<プロボクシング:IBF&WBO世界ミニマム級王座決定戦12回戦>◇12月31日◇大阪・ボディメーカーコロシアム

 高山勝成(31=仲里)が、日本人初の世界4団体制覇に成功した。日本ミニマム級王者の大平剛(30=花形)を7回2分24秒TKOで下し、IBFとWBOの両王座を獲得。ただ1つ手にしていなかったWBOを射止め、同級では世界初の4団体ベルト総なめを実現した。身長158センチの「小さな巨人」が快挙を成し遂げた。

 打ちまくった。殴りまくった。夢をかなえるため、高山が鬼になった。7回だ。大平をロープに追い詰めると、右から、左から、下から、パンチを打ち続けた。「チャンスなのでこの回で仕留めるつもりでいった」。何とか踏ん張る相手に、レフェリーが止めるまで94連打。世界戦では自身初のTKOで、日本人初の4団体制覇を成し遂げた。

 「4団体とるために11年間、ミニマム級にとどまって突っ走ってきた。やっと達成できたことを誇りに思うし、うれしいです」。最軽量級での4冠は世界初。158センチの小さな体に、4本のベルトを巻きつけて偉業の喜びに浸った。

 一時は消えかけた夢だった。8月の王座統一戦で敗れ、去就を迷った。リングから遠ざかって「引退したつもりで過ごしてた」。春から通う愛知・菊華高で、15歳も年の離れた同級生と触れあった。トルネードポテトを売った9月末の文化祭では「次も頑張ってくださいね」と声を掛けられた。心に火がついた。「引退は、まだ早い。やられたらやり返す」。入場曲は映画ロッキーから選んだ。4回まではジャッジ3人とも大平優位の展開だったが、強い思いのこもった拳で打開した。

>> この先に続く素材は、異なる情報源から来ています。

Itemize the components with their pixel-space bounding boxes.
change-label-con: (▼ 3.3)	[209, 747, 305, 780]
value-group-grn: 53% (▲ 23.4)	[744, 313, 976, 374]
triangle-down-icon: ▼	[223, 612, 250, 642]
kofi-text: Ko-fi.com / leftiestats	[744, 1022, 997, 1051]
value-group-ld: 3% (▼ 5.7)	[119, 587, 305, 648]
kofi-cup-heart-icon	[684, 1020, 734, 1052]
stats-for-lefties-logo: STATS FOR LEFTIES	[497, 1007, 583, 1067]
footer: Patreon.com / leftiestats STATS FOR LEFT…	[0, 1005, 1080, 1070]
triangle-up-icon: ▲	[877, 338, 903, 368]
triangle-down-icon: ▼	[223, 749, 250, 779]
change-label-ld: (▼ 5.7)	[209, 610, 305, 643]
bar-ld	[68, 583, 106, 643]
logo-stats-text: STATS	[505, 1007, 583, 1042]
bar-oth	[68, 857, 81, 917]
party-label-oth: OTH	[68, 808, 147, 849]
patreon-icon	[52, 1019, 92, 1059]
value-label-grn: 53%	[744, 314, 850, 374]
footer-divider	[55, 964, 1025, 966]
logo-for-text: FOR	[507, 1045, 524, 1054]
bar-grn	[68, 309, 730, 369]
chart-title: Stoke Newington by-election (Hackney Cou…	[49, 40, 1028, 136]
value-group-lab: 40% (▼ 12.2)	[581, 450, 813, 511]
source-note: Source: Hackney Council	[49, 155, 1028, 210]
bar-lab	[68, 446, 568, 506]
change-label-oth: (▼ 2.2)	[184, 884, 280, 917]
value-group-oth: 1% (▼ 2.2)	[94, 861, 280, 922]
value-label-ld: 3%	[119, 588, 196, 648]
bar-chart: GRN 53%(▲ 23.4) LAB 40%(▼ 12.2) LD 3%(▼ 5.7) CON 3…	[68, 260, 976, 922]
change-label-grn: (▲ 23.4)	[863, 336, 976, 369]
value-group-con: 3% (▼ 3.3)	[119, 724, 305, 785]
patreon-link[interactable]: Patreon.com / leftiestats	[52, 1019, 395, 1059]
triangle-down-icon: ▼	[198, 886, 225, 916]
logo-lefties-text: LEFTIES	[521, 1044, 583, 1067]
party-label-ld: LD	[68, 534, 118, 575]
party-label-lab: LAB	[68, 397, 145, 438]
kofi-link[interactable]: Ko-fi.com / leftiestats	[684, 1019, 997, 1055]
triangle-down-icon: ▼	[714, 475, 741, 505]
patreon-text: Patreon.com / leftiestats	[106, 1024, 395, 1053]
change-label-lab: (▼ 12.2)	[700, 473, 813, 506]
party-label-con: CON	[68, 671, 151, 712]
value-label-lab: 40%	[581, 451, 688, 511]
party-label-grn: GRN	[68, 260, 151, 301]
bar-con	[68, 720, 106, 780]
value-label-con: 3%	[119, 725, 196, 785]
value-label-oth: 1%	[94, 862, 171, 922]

 3度目の世界王座返り咲きも日本初。今後の夢も、3団体統一や2階級制覇へ広がる。小さな高山の体には、底知れぬパワーが詰まっている。【木村有三】

 ◆高山勝成(たかやま・かつなり)1983年(昭58)5月12日、大阪市生まれ。中2でボクシングを始める。01年ライトフライ級で全日本新人王獲得。05年WBC世界ミニマム級王座、06年11月WBA同級暫定王座、13年IBF同級王座獲得。158センチの右ボクサーファイター。<高山記録アラカルト>

 ◆4団体制覇

 日本人は高山が初。海外ではバーナード・ホプキンス(米国)が09年9月にミドル級で4団体統一。元世界5階級制覇王者ノニト・ドネア(フィリピン)は、11年2月にアジア勢初の4団体制覇を達成。元世界6階級制覇王者のオスカー・デラホーヤ(米国)も4団体を制している。

 ◆ミニマム級の4団体制覇

 世界でも例はなく高山が初。WBCでV22のリカルド・ロペス(メキシコ)はWBA、WBOを制覇も同級では3団体止まりで、その後階級を上げライトフライ級でIBF王座を獲得。

 ◆4本目ベルト

 高山が日本初。3本獲得者は柴田国明(WBCフェザー、同スーパーフェザー、WBAスーパーフェザー)、亀田興毅(WBAライトフライ、同バンタム、WBCフライ)、井岡一翔(WBA&WBCミニマム、WBAライトフライ)の3人。

 ◆3度目の世界王座返り咲き

 日本では高山が初。過去に2度返り咲いているのは柴田国明、輪島功一、辰吉丈一郎、亀田興毅の4人(王座返上後の獲得も含む)。